In December of each year, Commissioners elect a Chairman and Vice Chairman to serve for the upcoming calendar year. The Federal Election Campaign Act requires that the Chairman and Vice Chairman be of different political parties, and states that a member may serve as Chairman only once during a six-year term of office.
Commissioner Aikens, a Republican, replaces outgoing Chairman John Warren McGarry, who will resume his duties as a Commissioner.
Joan D. Aikens is the only sitting Commissioner to have served on the original panel of the FEC. Aikens was appointed in 1975 to a one-year term by President Pro Tempore of the U.S. Senate James Eastland, upon the recommendation of Senator Hugh Scott (R-PA), Minority Leader of the Senate. Following reconstitution of the Commission as a result of the Supreme Court decision in Buckley v. Valeo, Aikens was nominated by President Ford to a five-year term. She was confirmed by the Senate on May 18, 1976, and sworn into office by the President in a White House Rose Garden ceremony on May 21, 1976. Chairman-elect Aikens has served an additional three terms.
Prior to her first appointment, Chairman-elect Aikens was vice president of a Pennsylvania public relations firm. In addition, she served two terms as president of the Pennsylvania Council of Republican Women from 1972 to 1974; was a member of the Board of Directors of the National Federation of Republican Women; and served as alternate Delegate-At-Large to the 1972 Republican National Convention. A precinct committeewoman for 15 years, Aikens was, at the time of her original appointment, a member of the Pennsylvania Republican State Committee.

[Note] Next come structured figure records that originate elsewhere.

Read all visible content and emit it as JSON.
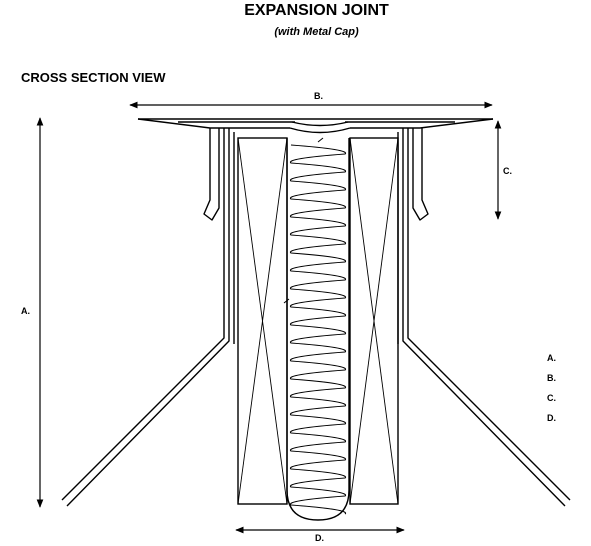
{
  "title": "EXPANSION JOINT",
  "subtitle": "(with Metal Cap)",
  "section_label": "CROSS SECTION VIEW",
  "dimensions": {
    "a": "A.",
    "b": "B.",
    "c": "C.",
    "d": "D."
  },
  "legend": [
    "A.",
    "B.",
    "C.",
    "D."
  ]
}
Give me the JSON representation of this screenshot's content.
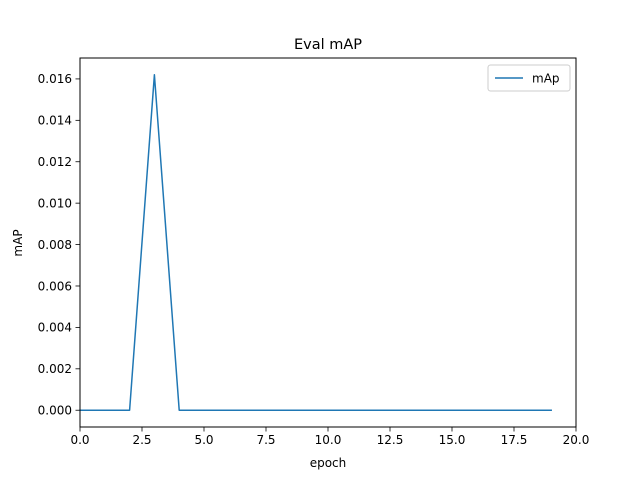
{
  "chart_data": {
    "type": "line",
    "title": "Eval mAP",
    "xlabel": "epoch",
    "ylabel": "mAP",
    "xlim": [
      0.0,
      20.0
    ],
    "ylim": [
      -0.00081,
      0.01701
    ],
    "xticks": [
      0.0,
      2.5,
      5.0,
      7.5,
      10.0,
      12.5,
      15.0,
      17.5,
      20.0
    ],
    "xtick_labels": [
      "0.0",
      "2.5",
      "5.0",
      "7.5",
      "10.0",
      "12.5",
      "15.0",
      "17.5",
      "20.0"
    ],
    "yticks": [
      0.0,
      0.002,
      0.004,
      0.006,
      0.008,
      0.01,
      0.012,
      0.014,
      0.016
    ],
    "ytick_labels": [
      "0.000",
      "0.002",
      "0.004",
      "0.006",
      "0.008",
      "0.010",
      "0.012",
      "0.014",
      "0.016"
    ],
    "grid": false,
    "legend_position": "top-right",
    "series": [
      {
        "name": "mAp",
        "color": "#1f77b4",
        "x": [
          0,
          1,
          2,
          3,
          4,
          5,
          6,
          7,
          8,
          9,
          10,
          11,
          12,
          13,
          14,
          15,
          16,
          17,
          18,
          19
        ],
        "y": [
          0,
          0,
          0,
          0.0162,
          0,
          0,
          0,
          0,
          0,
          0,
          0,
          0,
          0,
          0,
          0,
          0,
          0,
          0,
          0,
          0
        ]
      }
    ]
  }
}
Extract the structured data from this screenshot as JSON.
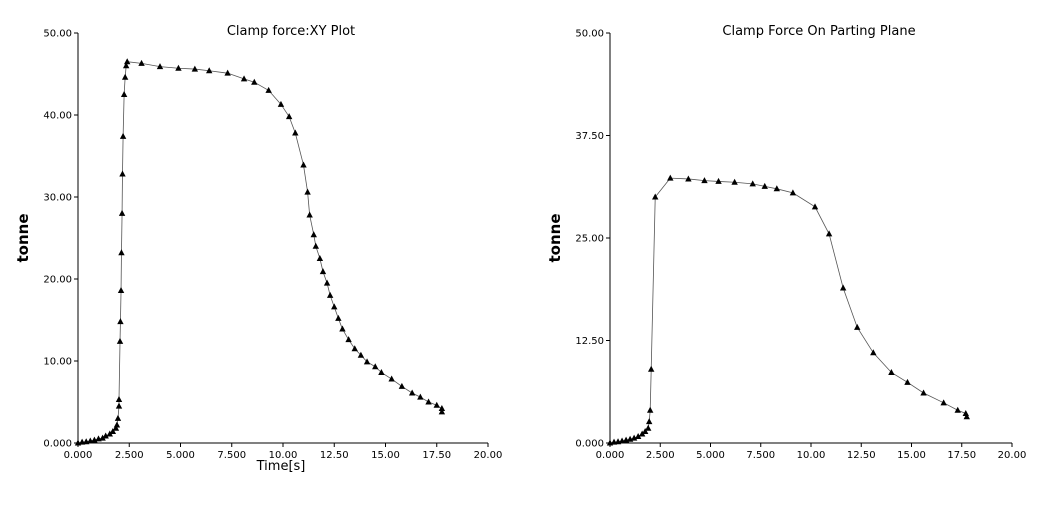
{
  "chart_data": [
    {
      "type": "line",
      "title": "Clamp force:XY Plot",
      "xlabel": "Time[s]",
      "ylabel": "tonne",
      "color": "#000000",
      "marker": "triangle",
      "x": [
        0,
        0.2,
        0.4,
        0.6,
        0.8,
        1.0,
        1.2,
        1.35,
        1.55,
        1.7,
        1.85,
        1.9,
        1.95,
        2.0,
        2.0,
        2.05,
        2.07,
        2.1,
        2.12,
        2.15,
        2.17,
        2.2,
        2.25,
        2.3,
        2.35,
        2.4,
        3.1,
        4.0,
        4.9,
        5.7,
        6.4,
        7.3,
        8.1,
        8.6,
        9.3,
        9.9,
        10.3,
        10.6,
        11.0,
        11.2,
        11.3,
        11.5,
        11.6,
        11.8,
        11.95,
        12.15,
        12.3,
        12.5,
        12.7,
        12.9,
        13.2,
        13.5,
        13.8,
        14.1,
        14.5,
        14.8,
        15.3,
        15.8,
        16.3,
        16.7,
        17.1,
        17.5,
        17.75,
        17.75
      ],
      "values": [
        0,
        0.1,
        0.15,
        0.25,
        0.35,
        0.5,
        0.6,
        0.85,
        1.1,
        1.4,
        1.8,
        2.2,
        3.0,
        4.5,
        5.3,
        12.4,
        14.8,
        18.6,
        23.2,
        28.0,
        32.8,
        37.4,
        42.5,
        44.6,
        46.0,
        46.5,
        46.3,
        45.9,
        45.7,
        45.6,
        45.4,
        45.1,
        44.4,
        44.0,
        43.0,
        41.3,
        39.8,
        37.8,
        33.9,
        30.6,
        27.8,
        25.4,
        24.0,
        22.5,
        20.9,
        19.5,
        18.0,
        16.6,
        15.2,
        13.9,
        12.6,
        11.5,
        10.7,
        9.9,
        9.3,
        8.6,
        7.8,
        6.9,
        6.1,
        5.6,
        5.0,
        4.6,
        4.2,
        3.8
      ],
      "xlim": [
        0,
        20
      ],
      "ylim": [
        0,
        50
      ],
      "xticks": [
        {
          "value": 0,
          "label": "0.000"
        },
        {
          "value": 2.5,
          "label": "2.500"
        },
        {
          "value": 5,
          "label": "5.000"
        },
        {
          "value": 7.5,
          "label": "7.500"
        },
        {
          "value": 10,
          "label": "10.00"
        },
        {
          "value": 12.5,
          "label": "12.50"
        },
        {
          "value": 15,
          "label": "15.00"
        },
        {
          "value": 17.5,
          "label": "17.50"
        },
        {
          "value": 20,
          "label": "20.00"
        }
      ],
      "yticks": [
        {
          "value": 0,
          "label": "0.000"
        },
        {
          "value": 10,
          "label": "10.00"
        },
        {
          "value": 20,
          "label": "20.00"
        },
        {
          "value": 30,
          "label": "30.00"
        },
        {
          "value": 40,
          "label": "40.00"
        },
        {
          "value": 50,
          "label": "50.00"
        }
      ]
    },
    {
      "type": "line",
      "title": "Clamp Force On Parting Plane",
      "ylabel": "tonne",
      "color": "#000000",
      "marker": "triangle",
      "x": [
        0,
        0.2,
        0.4,
        0.6,
        0.8,
        1.0,
        1.2,
        1.4,
        1.6,
        1.75,
        1.9,
        1.95,
        2.0,
        2.05,
        2.25,
        3.0,
        3.9,
        4.7,
        5.4,
        6.2,
        7.1,
        7.7,
        8.3,
        9.1,
        10.2,
        10.9,
        11.6,
        12.3,
        13.1,
        14.0,
        14.8,
        15.6,
        16.6,
        17.3,
        17.7,
        17.75
      ],
      "values": [
        0,
        0.1,
        0.15,
        0.25,
        0.35,
        0.45,
        0.6,
        0.8,
        1.1,
        1.4,
        1.8,
        2.6,
        4.0,
        9.0,
        30.0,
        32.3,
        32.2,
        32.0,
        31.9,
        31.8,
        31.6,
        31.3,
        31.0,
        30.5,
        28.8,
        25.5,
        18.9,
        14.1,
        11.0,
        8.6,
        7.4,
        6.1,
        4.9,
        4.0,
        3.6,
        3.2
      ],
      "xlim": [
        0,
        20
      ],
      "ylim": [
        0,
        50
      ],
      "xticks": [
        {
          "value": 0,
          "label": "0.000"
        },
        {
          "value": 2.5,
          "label": "2.500"
        },
        {
          "value": 5,
          "label": "5.000"
        },
        {
          "value": 7.5,
          "label": "7.500"
        },
        {
          "value": 10,
          "label": "10.00"
        },
        {
          "value": 12.5,
          "label": "12.50"
        },
        {
          "value": 15,
          "label": "15.00"
        },
        {
          "value": 17.5,
          "label": "17.50"
        },
        {
          "value": 20,
          "label": "20.00"
        }
      ],
      "yticks": [
        {
          "value": 0,
          "label": "0.000"
        },
        {
          "value": 12.5,
          "label": "12.50"
        },
        {
          "value": 25,
          "label": "25.00"
        },
        {
          "value": 37.5,
          "label": "37.50"
        },
        {
          "value": 50,
          "label": "50.00"
        }
      ]
    }
  ]
}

Vice Chairman-elect Thomas, a Democrat and native of Wyoming, was originally nominated by President Reagan on September 26, 1986, and confirmed by the U.S. Senate on October 3, 1986, to a term that expired on April 30, 1991. Thomas was nominated to his second term on the Commission by President Bush on November 21, 1991. That term expired April 30, 1997. He has been renominated to a third term by President Clinton.

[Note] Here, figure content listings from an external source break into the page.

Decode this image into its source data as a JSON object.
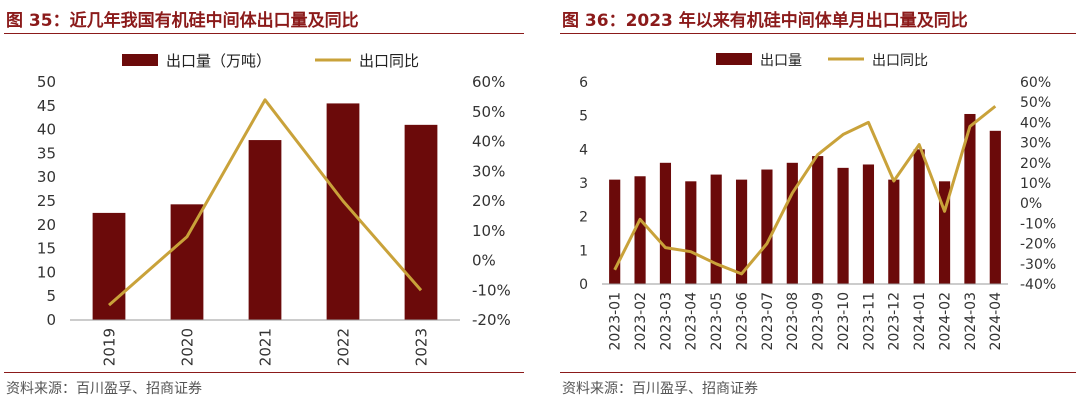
{
  "colors": {
    "bar": "#6b0a0a",
    "line": "#c9a23a",
    "title": "#8b1a1a",
    "axis": "#999999"
  },
  "left": {
    "title": "图 35：近几年我国有机硅中间体出口量及同比",
    "source": "资料来源：百川盈孚、招商证券"
  },
  "right": {
    "title": "图 36：2023 年以来有机硅中间体单月出口量及同比",
    "source": "资料来源：百川盈孚、招商证券"
  },
  "chart_data": [
    {
      "type": "bar",
      "categories": [
        "2019",
        "2020",
        "2021",
        "2022",
        "2023"
      ],
      "series": [
        {
          "name": "出口量（万吨）",
          "type": "bar",
          "axis": "left",
          "values": [
            22.5,
            24.3,
            37.8,
            45.5,
            41.0
          ]
        },
        {
          "name": "出口同比",
          "type": "line",
          "axis": "right",
          "values": [
            -15,
            8,
            54,
            20,
            -10
          ]
        }
      ],
      "y_left": {
        "min": 0,
        "max": 50,
        "step": 5,
        "ticks": [
          "0",
          "5",
          "10",
          "15",
          "20",
          "25",
          "30",
          "35",
          "40",
          "45",
          "50"
        ]
      },
      "y_right": {
        "min": -20,
        "max": 60,
        "step": 10,
        "ticks": [
          "-20%",
          "-10%",
          "0%",
          "10%",
          "20%",
          "30%",
          "40%",
          "50%",
          "60%"
        ]
      },
      "legend": "top-center",
      "grid": false
    },
    {
      "type": "bar",
      "categories": [
        "2023-01",
        "2023-02",
        "2023-03",
        "2023-04",
        "2023-05",
        "2023-06",
        "2023-07",
        "2023-08",
        "2023-09",
        "2023-10",
        "2023-11",
        "2023-12",
        "2024-01",
        "2024-02",
        "2024-03",
        "2024-04"
      ],
      "series": [
        {
          "name": "出口量",
          "type": "bar",
          "axis": "left",
          "values": [
            3.1,
            3.2,
            3.6,
            3.05,
            3.25,
            3.1,
            3.4,
            3.6,
            3.8,
            3.45,
            3.55,
            3.1,
            4.0,
            3.05,
            5.05,
            4.55
          ]
        },
        {
          "name": "出口同比",
          "type": "line",
          "axis": "right",
          "values": [
            -33,
            -8,
            -22,
            -24,
            -30,
            -35,
            -20,
            5,
            24,
            34,
            40,
            11,
            29,
            -4,
            38,
            48
          ]
        }
      ],
      "y_left": {
        "min": 0,
        "max": 6,
        "step": 1,
        "ticks": [
          "0",
          "1",
          "2",
          "3",
          "4",
          "5",
          "6"
        ]
      },
      "y_right": {
        "min": -40,
        "max": 60,
        "step": 10,
        "ticks": [
          "-40%",
          "-30%",
          "-20%",
          "-10%",
          "0%",
          "10%",
          "20%",
          "30%",
          "40%",
          "50%",
          "60%"
        ]
      },
      "legend": "top-center",
      "grid": false
    }
  ]
}
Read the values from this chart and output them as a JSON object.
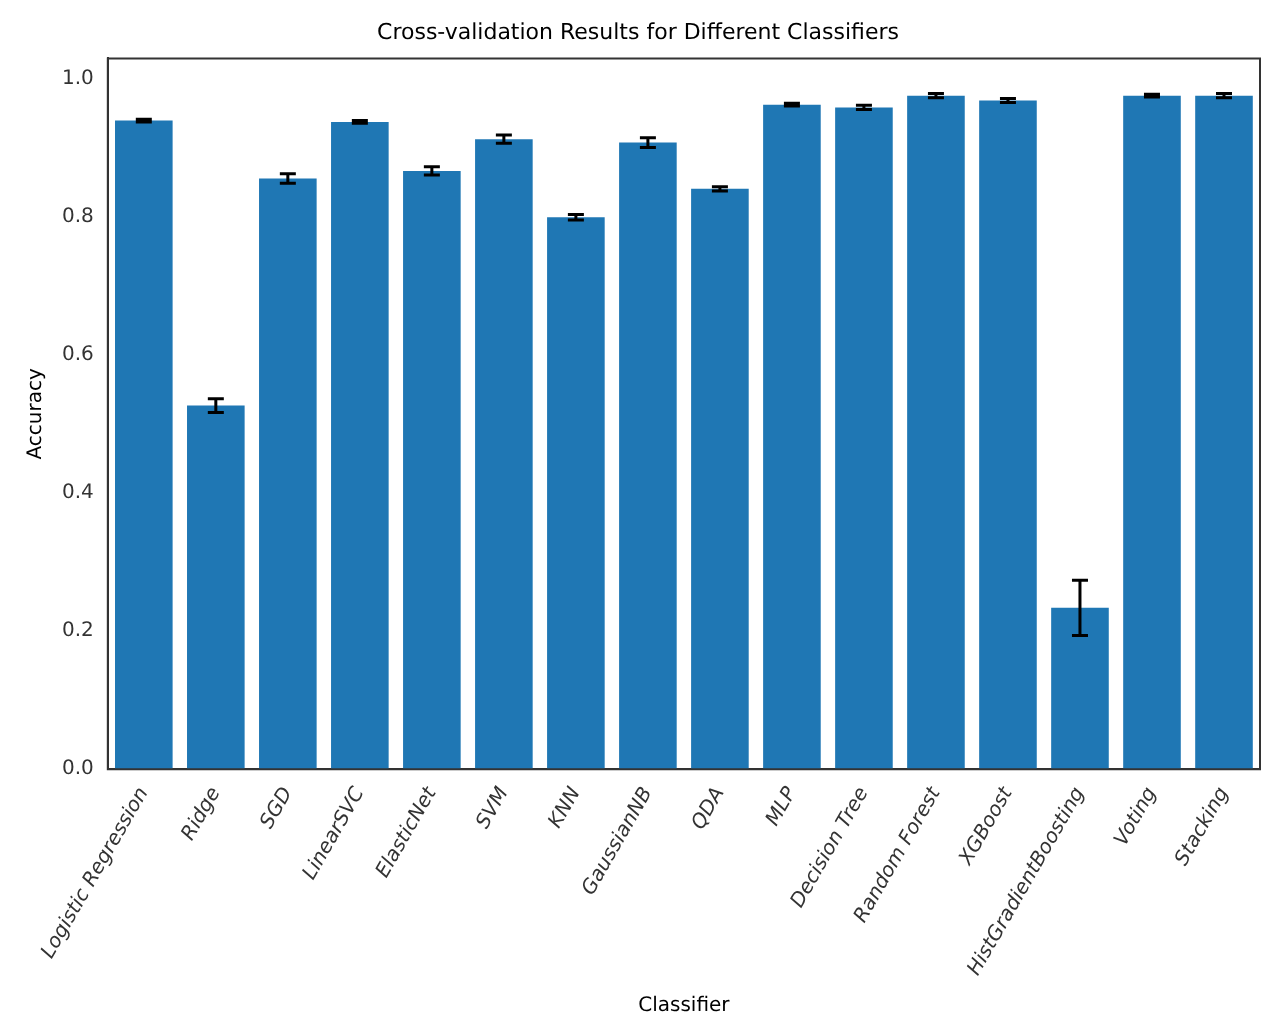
{
  "chart_data": {
    "type": "bar",
    "title": "Cross-validation Results for Different Classifiers",
    "xlabel": "Classifier",
    "ylabel": "Accuracy",
    "categories": [
      "Logistic Regression",
      "Ridge",
      "SGD",
      "LinearSVC",
      "ElasticNet",
      "SVM",
      "KNN",
      "GaussianNB",
      "QDA",
      "MLP",
      "Decision Tree",
      "Random Forest",
      "XGBoost",
      "HistGradientBoosting",
      "Voting",
      "Stacking"
    ],
    "values": [
      0.94,
      0.527,
      0.856,
      0.938,
      0.867,
      0.913,
      0.8,
      0.908,
      0.841,
      0.963,
      0.959,
      0.976,
      0.969,
      0.234,
      0.976,
      0.976
    ],
    "errors": [
      0.002,
      0.01,
      0.007,
      0.002,
      0.006,
      0.006,
      0.004,
      0.007,
      0.003,
      0.002,
      0.003,
      0.003,
      0.003,
      0.04,
      0.002,
      0.003
    ],
    "color": "#1f77b4",
    "ylim": [
      0,
      1.03
    ],
    "yticks": [
      {
        "value": 0,
        "label": "0.0"
      },
      0.2,
      0.4,
      0.6,
      0.8,
      {
        "value": 1,
        "label": "1.0"
      }
    ],
    "grid": false,
    "legend": false
  }
}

Prior to his appointment, Mr. Thomas served as Executive Assistant to FEC Commissioner Thomas E. Harris. He previously worked as an attorney and later as an Assistant General Counsel for Enforcement in the FEC''''s Office of General Counsel.
Created in 1975, the Federal Election Commission is the first independent federal agency established to enforce limitations and prohibitions on contributions, require candidates and committees to make public disclosure of their financial activities, and to administer the public financing program for Presidential elections.